Until recently, there was an average of 18 patients a day at the Great Western Hospital for whom Swindon Social Services could have been fined under the new legislation. That number has been cut to an average of three. This means that social services will be able to pay any fines out of the Government handout, without having to pass on the burden to the taxpayer.

However, as always, there is a sting in the tail.

"We've been given this cash because it's a Government initiative, but there's no guarantee that there'll be any extra money forthcoming next year," said Coun Jemima Milton (Con, Wroughton and Chiseldon), the lead member for social services.

"We should be all right for this year, but it's 2005 that I'm worried about. We could find ourselves left high and dry."

In addition to the doubt over future Government funding, Swindon Council is poised to axe two of its care homes, putting further pressure on social services because of the reduced accommodation for the frail and elderly.

"We've got the numbers down by introducing community-based schemes and working closely with the health authority," explained Coun Milton.

"But I'm a realist and know that there will always be cases that cannot be solved within such a tight timetable.

"I cannot see us bettering the average of three. Of course we shall always be aiming for zero, but I don't think it will ever be attainable."

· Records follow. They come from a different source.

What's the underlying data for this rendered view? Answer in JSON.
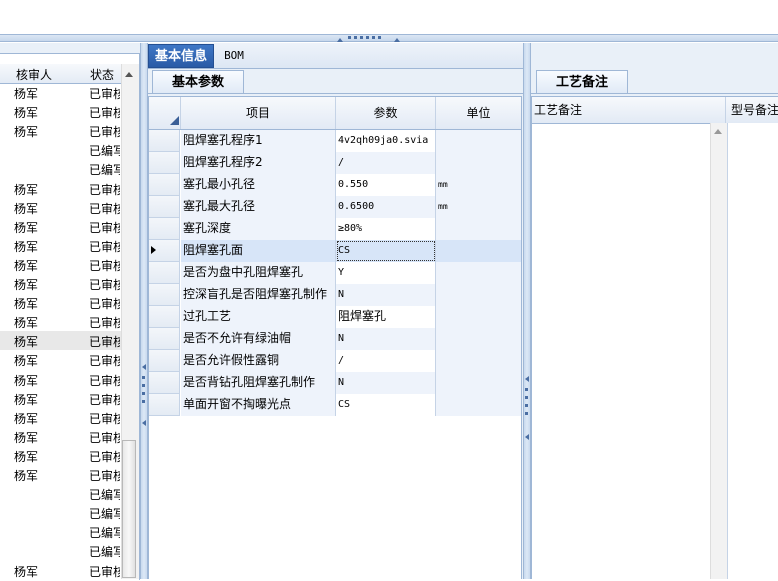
{
  "left_grid": {
    "headers": [
      "核审人",
      "状态"
    ],
    "rows": [
      {
        "reviewer": "杨军",
        "status": "已审核"
      },
      {
        "reviewer": "杨军",
        "status": "已审核"
      },
      {
        "reviewer": "杨军",
        "status": "已审核"
      },
      {
        "reviewer": "",
        "status": "已编写"
      },
      {
        "reviewer": "",
        "status": "已编写"
      },
      {
        "reviewer": "杨军",
        "status": "已审核"
      },
      {
        "reviewer": "杨军",
        "status": "已审核"
      },
      {
        "reviewer": "杨军",
        "status": "已审核"
      },
      {
        "reviewer": "杨军",
        "status": "已审核"
      },
      {
        "reviewer": "杨军",
        "status": "已审核"
      },
      {
        "reviewer": "杨军",
        "status": "已审核"
      },
      {
        "reviewer": "杨军",
        "status": "已审核"
      },
      {
        "reviewer": "杨军",
        "status": "已审核"
      },
      {
        "reviewer": "杨军",
        "status": "已审核"
      },
      {
        "reviewer": "杨军",
        "status": "已审核"
      },
      {
        "reviewer": "杨军",
        "status": "已审核"
      },
      {
        "reviewer": "杨军",
        "status": "已审核"
      },
      {
        "reviewer": "杨军",
        "status": "已审核"
      },
      {
        "reviewer": "杨军",
        "status": "已审核"
      },
      {
        "reviewer": "杨军",
        "status": "已审核"
      },
      {
        "reviewer": "杨军",
        "status": "已审核"
      },
      {
        "reviewer": "",
        "status": "已编写"
      },
      {
        "reviewer": "",
        "status": "已编写"
      },
      {
        "reviewer": "",
        "status": "已编写"
      },
      {
        "reviewer": "",
        "status": "已编写"
      },
      {
        "reviewer": "杨军",
        "status": "已审核"
      }
    ]
  },
  "tabs": {
    "basic_info": "基本信息",
    "bom": "BOM"
  },
  "center": {
    "subtab": "基本参数",
    "headers": {
      "item": "项目",
      "param": "参数",
      "unit": "单位"
    },
    "rows": [
      {
        "item": "阻焊塞孔程序1",
        "param": "4v2qh09ja0.svia",
        "unit": ""
      },
      {
        "item": "阻焊塞孔程序2",
        "param": "/",
        "unit": ""
      },
      {
        "item": "塞孔最小孔径",
        "param": "0.550",
        "unit": "mm"
      },
      {
        "item": "塞孔最大孔径",
        "param": "0.6500",
        "unit": "mm"
      },
      {
        "item": "塞孔深度",
        "param": "≥80%",
        "unit": ""
      },
      {
        "item": "阻焊塞孔面",
        "param": "CS",
        "unit": ""
      },
      {
        "item": "是否为盘中孔阻焊塞孔",
        "param": "Y",
        "unit": ""
      },
      {
        "item": "控深盲孔是否阻焊塞孔制作",
        "param": "N",
        "unit": ""
      },
      {
        "item": "过孔工艺",
        "param": "阻焊塞孔",
        "unit": ""
      },
      {
        "item": "是否不允许有绿油帽",
        "param": "N",
        "unit": ""
      },
      {
        "item": "是否允许假性露铜",
        "param": "/",
        "unit": ""
      },
      {
        "item": "是否背钻孔阻焊塞孔制作",
        "param": "N",
        "unit": ""
      },
      {
        "item": "单面开窗不掏曝光点",
        "param": "CS",
        "unit": ""
      }
    ]
  },
  "right": {
    "tab": "工艺备注",
    "headers": [
      "工艺备注",
      "型号备注"
    ]
  }
}
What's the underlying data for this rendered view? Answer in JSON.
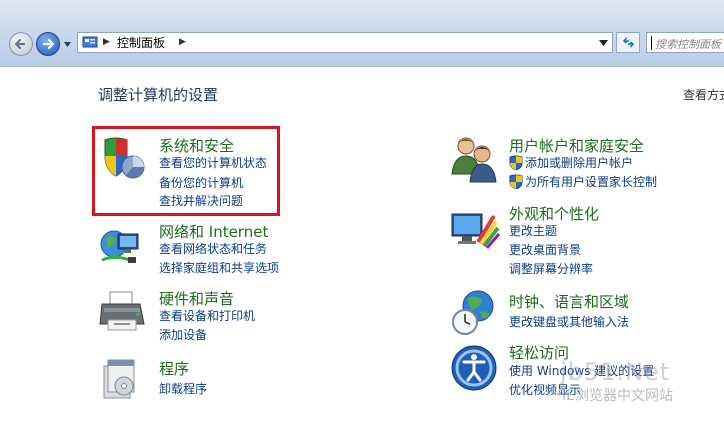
{
  "address_bar": {
    "breadcrumb": "控制面板"
  },
  "search": {
    "placeholder": "搜索控制面板"
  },
  "main": {
    "heading": "调整计算机的设置",
    "view_by": "查看方式"
  },
  "categories": [
    {
      "title": "系统和安全",
      "icon": "system-security-icon",
      "links": [
        "查看您的计算机状态",
        "备份您的计算机",
        "查找并解决问题"
      ]
    },
    {
      "title": "网络和 Internet",
      "icon": "network-icon",
      "links": [
        "查看网络状态和任务",
        "选择家庭组和共享选项"
      ]
    },
    {
      "title": "硬件和声音",
      "icon": "printer-icon",
      "links": [
        "查看设备和打印机",
        "添加设备"
      ]
    },
    {
      "title": "程序",
      "icon": "programs-icon",
      "links": [
        "卸载程序"
      ]
    },
    {
      "title": "用户帐户和家庭安全",
      "icon": "users-icon",
      "links": [
        "添加或删除用户帐户",
        "为所有用户设置家长控制"
      ]
    },
    {
      "title": "外观和个性化",
      "icon": "appearance-icon",
      "links": [
        "更改主题",
        "更改桌面背景",
        "调整屏幕分辨率"
      ]
    },
    {
      "title": "时钟、语言和区域",
      "icon": "clock-globe-icon",
      "links": [
        "更改键盘或其他输入法"
      ]
    },
    {
      "title": "轻松访问",
      "icon": "ease-of-access-icon",
      "links": [
        "使用 Windows 建议的设置",
        "优化视频显示"
      ]
    }
  ],
  "watermark": {
    "text": "jb51.Net",
    "subtext": "IE浏览器中文网站"
  },
  "colors": {
    "category_title": "#1e6b1e",
    "link": "#0c3d87",
    "highlight_border": "#d7141b"
  }
}
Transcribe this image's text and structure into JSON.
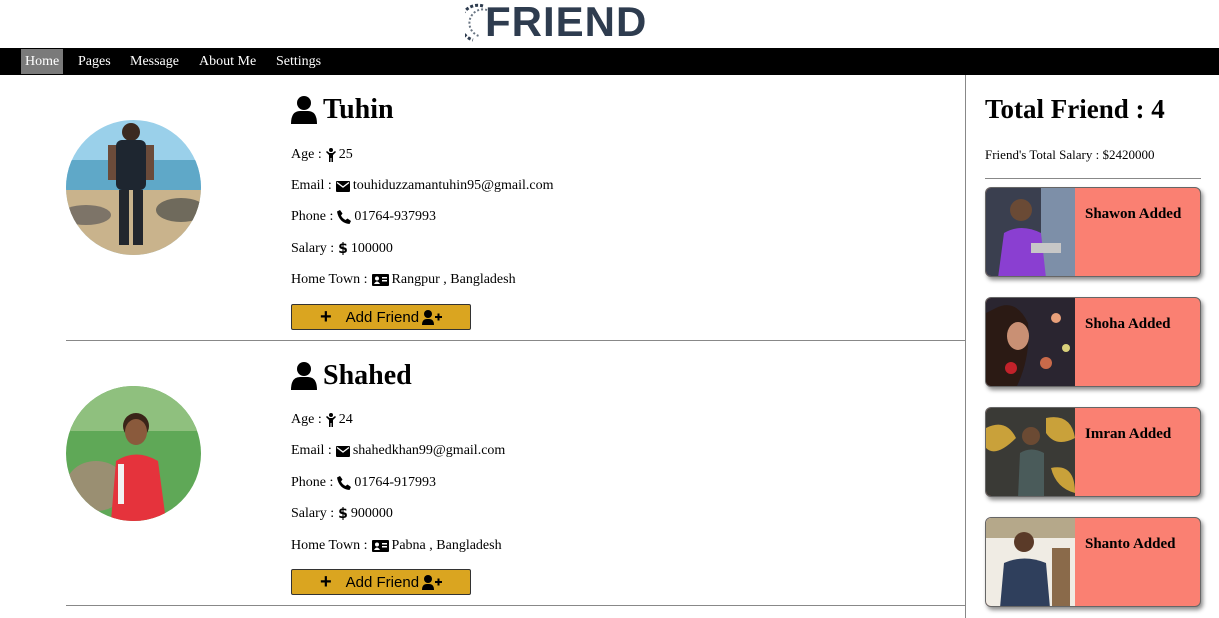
{
  "brand": {
    "logo_text": "FRIEND"
  },
  "nav": {
    "items": [
      {
        "label": "Home",
        "active": true
      },
      {
        "label": "Pages",
        "active": false
      },
      {
        "label": "Message",
        "active": false
      },
      {
        "label": "About Me",
        "active": false
      },
      {
        "label": "Settings",
        "active": false
      }
    ]
  },
  "friends": [
    {
      "name": "Tuhin",
      "age_label": "Age :",
      "age": "25",
      "email_label": "Email :",
      "email": "touhiduzzamantuhin95@gmail.com",
      "phone_label": "Phone :",
      "phone": "01764-937993",
      "salary_label": "Salary :",
      "salary": "100000",
      "hometown_label": "Home Town :",
      "hometown": "Rangpur , Bangladesh",
      "button_label": "Add Friend"
    },
    {
      "name": "Shahed",
      "age_label": "Age :",
      "age": "24",
      "email_label": "Email :",
      "email": "shahedkhan99@gmail.com",
      "phone_label": "Phone :",
      "phone": "01764-917993",
      "salary_label": "Salary :",
      "salary": "900000",
      "hometown_label": "Home Town :",
      "hometown": "Pabna , Bangladesh",
      "button_label": "Add Friend"
    }
  ],
  "sidebar": {
    "total_title": "Total Friend : 4",
    "total_salary": "Friend's Total Salary : $2420000",
    "added": [
      {
        "label": "Shawon Added"
      },
      {
        "label": "Shoha Added"
      },
      {
        "label": "Imran Added"
      },
      {
        "label": "Shanto Added"
      }
    ]
  },
  "colors": {
    "nav_bg": "#000000",
    "nav_active": "#7a7a7a",
    "button": "#daa520",
    "added_card": "#fa8072",
    "logo": "#2e3c4f"
  }
}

In July 2002, the Government set Swindon Council the target of reducing the number of bed-blocking cases at any one time to 11. Along with the directive came a cash infusion of £554,000. Council officers recommended that £280,000 of that money should go towards meeting the cost of a five per cent drop in care home fees.

At that time, Coun Milton said: "This money is welcome and it has to be very carefully targeted, but there's never going to be enough in social services."

The hospital management and the council seem in agreement that cash is a palliative but not a panacea.